声や歌について

内喉頭筋・外喉頭筋を鍛える|発声に作用する筋肉群の効果

投稿日:2018年5月3日 更新日:

今回は声帯や喉仏の周りをコントロールする喉頭筋について書いていきたいと思います。そもそも声というものはこの喉頭筋群の働き無しでは成り立ちません

つまりボイストレーニングで鍛えているのもこの喉頭筋群なのですね。意識でどうこうできるような部分でもないですが、確実に使っている部分なのでここをある程度理解しておくだけでもボイストレーニングに活かせるかもしれません。

今回はそんな喉頭筋群について書いていきたいと思います。

『喉頭筋』とは

喉頭筋とはシンプルに書くと声をコントロールしている筋群のことです。喉仏とも当然繋がっていますし、喉の開きにも繋がっています。

喉頭筋は2種類の群に分けられます。

喉頭筋は

内喉頭筋

外喉頭筋

この2種類です。

『内喉頭筋』とは

内喉頭筋とは主に声帯に直接関わっている筋群です。喉仏の内部で声帯に直接関わっている筋群ですね。高音発声に必要な輪状甲状筋もこの筋群ですね。

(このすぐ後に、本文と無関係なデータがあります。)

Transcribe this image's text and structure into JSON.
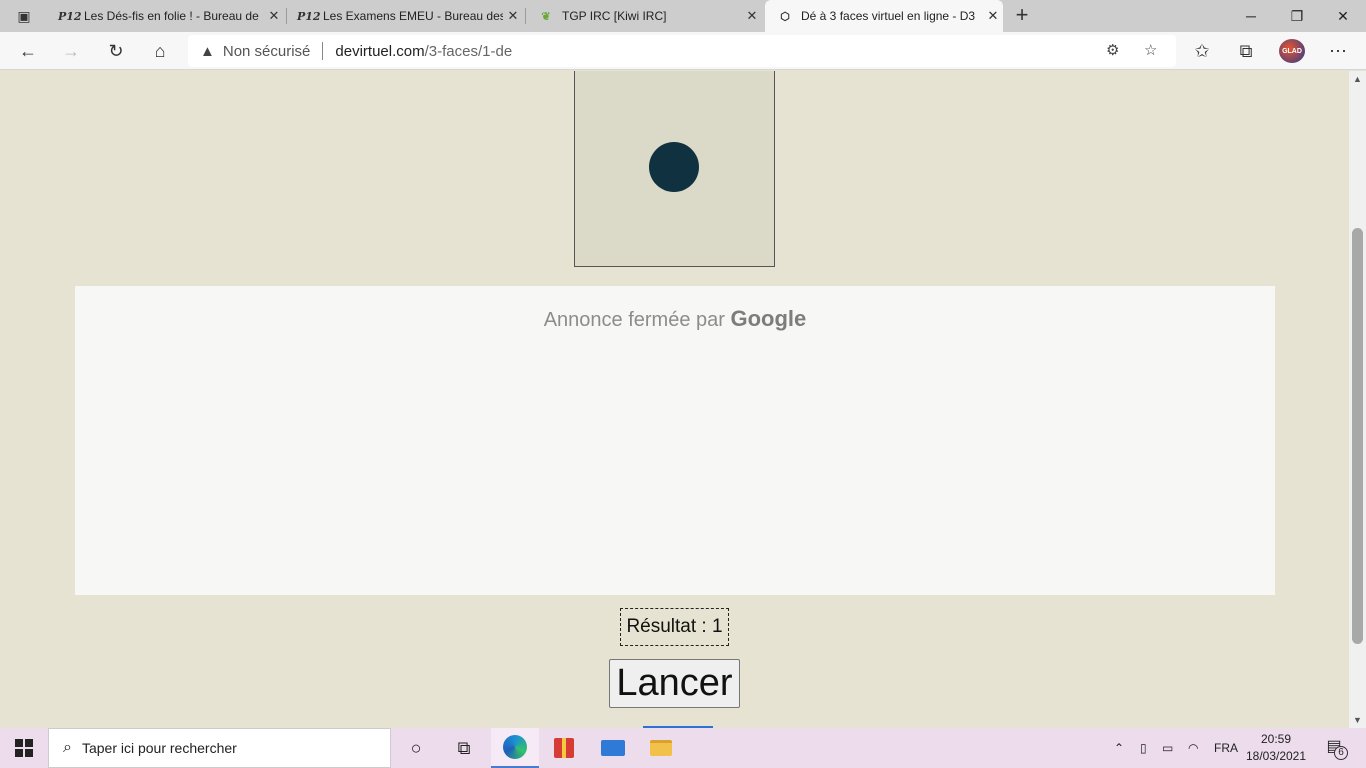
{
  "browser": {
    "tabs": [
      {
        "favicon": "P12",
        "title": "Les Dés-fis en folie ! - Bureau de",
        "active": false
      },
      {
        "favicon": "P12",
        "title": "Les Examens EMEU - Bureau des",
        "active": false
      },
      {
        "favicon": "leaf-icon",
        "title": "TGP IRC [Kiwi IRC]",
        "active": false
      },
      {
        "favicon": "die-icon",
        "title": "Dé à 3 faces virtuel en ligne - D3",
        "active": true
      }
    ],
    "address": {
      "security_label": "Non sécurisé",
      "host": "devirtuel.com",
      "path": "/3-faces/1-de"
    },
    "profile_label": "GLAD"
  },
  "page": {
    "die": {
      "face_value": 1,
      "pip_color": "#0f3140"
    },
    "ad": {
      "closed_text": "Annonce fermée par",
      "brand": "Google"
    },
    "result_text": "Résultat : 1",
    "roll_button_label": "Lancer"
  },
  "taskbar": {
    "search_placeholder": "Taper ici pour rechercher",
    "language": "FRA",
    "time": "20:59",
    "date": "18/03/2021",
    "notification_count": "6"
  },
  "colors": {
    "page_background": "#e7e3d2",
    "die_face": "#dbd9c7",
    "ad_background": "#f7f8f6"
  }
}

声帯と直接リンクして声帯をコントロールする筋群と考えていいと思います。ただ、わかったからどうこうできるものでもないのですがね。「さぁ輪状甲状筋を動かして、後輪状披裂金に力を入れて・・・」なんて意識的なコントロールできる人はいないでしょうから。ただ、理解はしておきましょう。

ファルセットエッジボイスなどはこれらの筋群が使われており、これらの筋群に作用する効果が高いと考えています。声帯のみを使う発声や閉鎖系の発声で作用が大きい筋群であると言えるでしょう。また地声と裏声の交互発声は輪状甲状筋を鍛えるトレーニングになると言われています。

『外喉頭筋』とは

外喉頭筋とは喉頭の外に存在する筋群で、喉頭を外側からコントロールする筋群です。個人的にはシンプルに喉仏を外側からコントロールする筋群と考えています。例えば、喉仏を上に引き上げたり、引き下げたりするときに使われる筋肉は外喉頭筋なのです。

主に深い発声をするときや鼻腔共鳴などの響きのコントロールに使われる筋群だと考えています。感覚的には声の「芯」でないところに作用することが大きい筋群だと考えています。

よく言う声の芯を作るところが内喉頭筋群、その外側の響きや空気感を司るのが外喉頭筋群と言えるかもしれません。

ハミング喉仏のコントロールなどがそれに当たるでしょう。

これを知ってどう活かす?

これを詳しく勉強したからといって、喉の筋肉を意識的に理解した状態で単独で自由に動かすのは難しいものですよね。足の小指を自由に動かすくらい難しいものだと思います。まぁそれよりはできる可能性が高いですが、それくらい喉周りの筋肉は複合的に無意識に動いてしまうものですね。

しかし、感覚的に目指す声に対してのアプローチを考える材料にはなりますね。

たとえば、

  • 閉鎖的な発声で声がキンキンする→外咽頭筋群を鍛えることで改善するかも
  • 声がスカスカで芯が全然なくてパワーが出ない→内咽頭筋群を鍛えることで声の芯を増やしていく

のように自分の意識を変えることはできるのです。